The colour of oceanic seawater depends largely on the number of microscopic phytoplankton, marine plants that live in the well-lit surface layer. Just like land-based plants, phytoplankton accumulate carbon dioxide during photosynthesis and store it in their tissues, making them potentially important carbon sinks.
While phytoplankton themselves are individually microscopic, the chlorophyll they collectively contain colours the ocean's waters, which provides a means of detecting these tiny organisms from space with dedicated ocean colour sensors.
To support ocean carbon cycle research, ESAs GlobColour project has merged 55 terabytes of data from three state-of-the-art instruments aboard different satellites, including MERIS aboard ESAs Envisat, MODIS aboard NASAs Aqua and SeaWiFS aboard GeoEyes Orbview-2, to produce a 10-year dataset of global ocean colour stretching to 2007.
"I am quite impressed by the work ESA has done so far within GlobColour," said Dr Cyril Moulin of the International Ocean Carbon Coordination Project (IOCCP). "This 10-year dataset is going to be very useful for carbon studies and global modelling."
The ocean colour datasets are freely available to the public via the GlobColour website. A new web interface, Hermes, is available which allows users to select a time period, spatial region and product type. Based on this input, the system extracts the appropriate ocean colour products for users to download.
By combining observations from multiple sensors, GlobColour brings several benefits over existing products, such as better sampling of the daily variability, smaller errors because of the larger amount of data and reduced instrumental biases.
To guarantee the data set is of good quality, the data have undergone an intensive validation process by comparing measurements from in-situ buoys. The conclusion was that the error statistics of the merged data are better than data from the three individual sensors.
In addition to aiding carbon cycle research, ocean colour data can provide oceanographers with the information they need to monitor the state of the oceans for other applications, such as for the fisheries and aquaculture industries.

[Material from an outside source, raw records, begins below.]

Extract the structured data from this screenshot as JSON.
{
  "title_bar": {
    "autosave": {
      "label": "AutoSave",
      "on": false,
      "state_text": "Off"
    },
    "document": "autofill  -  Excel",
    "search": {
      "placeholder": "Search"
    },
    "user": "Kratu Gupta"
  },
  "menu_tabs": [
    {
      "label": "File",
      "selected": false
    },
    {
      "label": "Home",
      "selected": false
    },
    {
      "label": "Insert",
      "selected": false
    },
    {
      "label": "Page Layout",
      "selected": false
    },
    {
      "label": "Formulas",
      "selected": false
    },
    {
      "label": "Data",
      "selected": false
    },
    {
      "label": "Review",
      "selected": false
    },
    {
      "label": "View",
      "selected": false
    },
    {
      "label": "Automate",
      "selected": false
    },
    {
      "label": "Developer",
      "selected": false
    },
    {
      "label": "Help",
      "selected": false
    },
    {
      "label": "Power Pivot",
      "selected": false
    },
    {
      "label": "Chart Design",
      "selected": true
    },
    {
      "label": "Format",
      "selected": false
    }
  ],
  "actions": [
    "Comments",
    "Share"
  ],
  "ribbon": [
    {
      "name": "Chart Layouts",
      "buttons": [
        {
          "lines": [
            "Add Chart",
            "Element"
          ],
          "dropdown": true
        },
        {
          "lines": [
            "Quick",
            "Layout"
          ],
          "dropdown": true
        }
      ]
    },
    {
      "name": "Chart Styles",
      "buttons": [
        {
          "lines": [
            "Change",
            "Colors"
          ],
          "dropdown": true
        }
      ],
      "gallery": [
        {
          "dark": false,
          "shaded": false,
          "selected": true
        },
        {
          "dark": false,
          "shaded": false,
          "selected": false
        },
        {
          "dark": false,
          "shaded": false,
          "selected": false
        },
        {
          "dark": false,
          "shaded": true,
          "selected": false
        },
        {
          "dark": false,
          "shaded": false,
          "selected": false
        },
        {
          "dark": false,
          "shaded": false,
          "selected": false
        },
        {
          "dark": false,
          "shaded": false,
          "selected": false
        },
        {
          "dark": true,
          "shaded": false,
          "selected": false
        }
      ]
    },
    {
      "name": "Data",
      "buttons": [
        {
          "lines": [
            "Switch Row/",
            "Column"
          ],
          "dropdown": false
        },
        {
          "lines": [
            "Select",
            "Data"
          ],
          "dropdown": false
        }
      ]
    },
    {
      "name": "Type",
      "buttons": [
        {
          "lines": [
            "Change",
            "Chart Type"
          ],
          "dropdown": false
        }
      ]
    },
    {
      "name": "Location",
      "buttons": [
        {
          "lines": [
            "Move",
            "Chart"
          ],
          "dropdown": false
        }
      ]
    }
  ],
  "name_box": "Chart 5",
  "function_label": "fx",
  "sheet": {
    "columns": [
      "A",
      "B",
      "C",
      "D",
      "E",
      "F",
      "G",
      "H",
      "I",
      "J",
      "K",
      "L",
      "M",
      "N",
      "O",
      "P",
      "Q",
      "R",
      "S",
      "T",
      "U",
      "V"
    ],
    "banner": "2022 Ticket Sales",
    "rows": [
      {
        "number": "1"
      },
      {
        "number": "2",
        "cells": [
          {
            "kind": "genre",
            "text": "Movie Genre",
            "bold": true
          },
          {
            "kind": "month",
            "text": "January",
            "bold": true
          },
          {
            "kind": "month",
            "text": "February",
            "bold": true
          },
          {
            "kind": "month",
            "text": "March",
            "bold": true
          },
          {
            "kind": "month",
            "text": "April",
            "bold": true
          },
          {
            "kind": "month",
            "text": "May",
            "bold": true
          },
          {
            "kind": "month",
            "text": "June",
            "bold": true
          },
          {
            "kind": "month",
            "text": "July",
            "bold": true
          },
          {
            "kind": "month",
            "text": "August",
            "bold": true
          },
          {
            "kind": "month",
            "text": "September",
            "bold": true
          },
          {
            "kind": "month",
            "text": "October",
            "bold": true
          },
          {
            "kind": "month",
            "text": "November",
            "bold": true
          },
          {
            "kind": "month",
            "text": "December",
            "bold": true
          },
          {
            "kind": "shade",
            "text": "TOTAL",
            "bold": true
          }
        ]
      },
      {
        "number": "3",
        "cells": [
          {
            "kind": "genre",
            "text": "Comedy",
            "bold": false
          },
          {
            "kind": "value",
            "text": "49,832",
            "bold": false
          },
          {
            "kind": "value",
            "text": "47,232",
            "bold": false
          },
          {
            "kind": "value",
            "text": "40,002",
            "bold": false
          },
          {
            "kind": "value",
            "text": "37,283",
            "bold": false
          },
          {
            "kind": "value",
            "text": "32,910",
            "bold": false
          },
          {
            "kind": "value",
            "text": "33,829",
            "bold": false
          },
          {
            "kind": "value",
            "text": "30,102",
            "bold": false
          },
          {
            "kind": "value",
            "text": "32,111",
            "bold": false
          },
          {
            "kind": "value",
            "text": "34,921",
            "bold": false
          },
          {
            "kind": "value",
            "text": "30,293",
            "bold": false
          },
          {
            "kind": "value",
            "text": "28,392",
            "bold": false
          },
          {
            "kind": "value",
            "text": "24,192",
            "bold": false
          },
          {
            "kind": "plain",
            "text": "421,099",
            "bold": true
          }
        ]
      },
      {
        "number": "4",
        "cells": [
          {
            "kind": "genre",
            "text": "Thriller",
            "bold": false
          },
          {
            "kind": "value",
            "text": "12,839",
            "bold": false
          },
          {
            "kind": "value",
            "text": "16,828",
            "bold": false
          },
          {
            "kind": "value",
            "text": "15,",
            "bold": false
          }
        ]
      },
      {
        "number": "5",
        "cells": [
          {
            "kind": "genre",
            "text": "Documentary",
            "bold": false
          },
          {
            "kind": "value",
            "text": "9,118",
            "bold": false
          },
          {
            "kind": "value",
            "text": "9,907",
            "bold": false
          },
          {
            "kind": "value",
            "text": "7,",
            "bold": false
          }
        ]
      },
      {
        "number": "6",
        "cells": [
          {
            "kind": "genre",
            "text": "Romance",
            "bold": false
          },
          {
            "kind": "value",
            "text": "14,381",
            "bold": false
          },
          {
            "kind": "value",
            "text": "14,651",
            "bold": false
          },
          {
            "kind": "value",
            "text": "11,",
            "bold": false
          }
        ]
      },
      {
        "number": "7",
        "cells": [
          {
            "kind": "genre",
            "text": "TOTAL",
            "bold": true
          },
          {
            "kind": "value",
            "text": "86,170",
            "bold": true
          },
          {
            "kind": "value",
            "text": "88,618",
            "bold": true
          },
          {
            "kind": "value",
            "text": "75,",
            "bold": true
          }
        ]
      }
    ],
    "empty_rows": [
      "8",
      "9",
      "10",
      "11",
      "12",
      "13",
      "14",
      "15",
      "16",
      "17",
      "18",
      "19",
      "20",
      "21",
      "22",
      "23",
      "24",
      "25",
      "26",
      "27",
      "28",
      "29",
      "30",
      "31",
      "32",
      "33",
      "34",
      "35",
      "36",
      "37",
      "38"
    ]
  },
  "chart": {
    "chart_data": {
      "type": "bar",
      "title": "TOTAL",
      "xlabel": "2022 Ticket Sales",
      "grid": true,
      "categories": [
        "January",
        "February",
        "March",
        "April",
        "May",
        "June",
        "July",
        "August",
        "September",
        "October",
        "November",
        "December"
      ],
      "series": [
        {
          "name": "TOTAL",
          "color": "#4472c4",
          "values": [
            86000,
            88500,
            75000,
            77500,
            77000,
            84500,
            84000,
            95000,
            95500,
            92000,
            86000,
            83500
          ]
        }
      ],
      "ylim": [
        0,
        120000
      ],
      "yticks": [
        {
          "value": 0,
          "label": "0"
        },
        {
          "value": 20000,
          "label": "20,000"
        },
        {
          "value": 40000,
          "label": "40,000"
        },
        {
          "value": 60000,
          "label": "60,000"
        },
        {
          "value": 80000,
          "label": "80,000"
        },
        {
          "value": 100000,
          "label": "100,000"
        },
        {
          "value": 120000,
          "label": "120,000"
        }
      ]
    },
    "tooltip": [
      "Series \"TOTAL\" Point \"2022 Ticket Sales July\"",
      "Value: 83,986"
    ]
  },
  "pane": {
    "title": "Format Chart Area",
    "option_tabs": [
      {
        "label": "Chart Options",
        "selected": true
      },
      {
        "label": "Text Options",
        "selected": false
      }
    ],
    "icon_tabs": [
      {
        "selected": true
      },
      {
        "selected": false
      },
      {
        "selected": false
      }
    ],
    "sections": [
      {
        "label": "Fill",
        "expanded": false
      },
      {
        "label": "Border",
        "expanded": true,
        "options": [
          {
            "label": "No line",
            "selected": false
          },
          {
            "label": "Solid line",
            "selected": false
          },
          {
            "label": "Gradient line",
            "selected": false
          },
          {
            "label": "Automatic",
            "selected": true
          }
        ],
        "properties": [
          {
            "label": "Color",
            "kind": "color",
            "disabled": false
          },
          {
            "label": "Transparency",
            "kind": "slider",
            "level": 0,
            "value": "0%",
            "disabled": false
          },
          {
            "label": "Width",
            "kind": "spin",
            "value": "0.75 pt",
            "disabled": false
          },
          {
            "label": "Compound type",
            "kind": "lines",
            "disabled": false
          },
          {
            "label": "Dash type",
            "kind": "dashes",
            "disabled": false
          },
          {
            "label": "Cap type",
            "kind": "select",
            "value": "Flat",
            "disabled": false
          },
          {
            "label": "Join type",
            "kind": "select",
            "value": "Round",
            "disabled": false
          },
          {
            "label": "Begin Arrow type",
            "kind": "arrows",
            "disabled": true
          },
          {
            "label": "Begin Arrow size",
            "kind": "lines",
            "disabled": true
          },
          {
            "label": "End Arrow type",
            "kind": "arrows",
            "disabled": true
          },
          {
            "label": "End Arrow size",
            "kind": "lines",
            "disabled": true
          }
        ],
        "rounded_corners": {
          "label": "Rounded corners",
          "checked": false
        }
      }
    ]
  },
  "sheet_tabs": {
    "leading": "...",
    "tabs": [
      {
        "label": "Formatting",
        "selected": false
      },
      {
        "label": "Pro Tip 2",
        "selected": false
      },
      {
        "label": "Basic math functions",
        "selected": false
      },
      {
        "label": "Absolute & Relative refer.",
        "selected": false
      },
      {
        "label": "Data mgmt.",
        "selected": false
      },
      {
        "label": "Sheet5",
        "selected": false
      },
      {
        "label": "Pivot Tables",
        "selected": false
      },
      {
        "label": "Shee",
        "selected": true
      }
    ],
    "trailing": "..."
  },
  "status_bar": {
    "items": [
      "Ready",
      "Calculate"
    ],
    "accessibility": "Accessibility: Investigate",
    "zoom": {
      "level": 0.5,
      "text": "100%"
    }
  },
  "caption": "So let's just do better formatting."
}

GlobColour, part of ESAs Data User Element (DUE), will begin providing near-real time ocean colour observations to support this type of operational oceanography from mid-2008.
This service will continue well into the future, thanks to the European Commission (EC), who will continue production of the GlobColour time series from 2009 as part of the Marine Core Service of the GMES (Global Monitoring for Environment and Security) initiative.
"We need to sustain an international effort to make sure we can link one satellite dataset to another to build the long-time series that we need to distinguish change from cycles, and GlobColour is definitely a significant step in that perspective," said Dr James Yoder, Chair of the International Ocean-Colour Coordinating Group (IOCCG).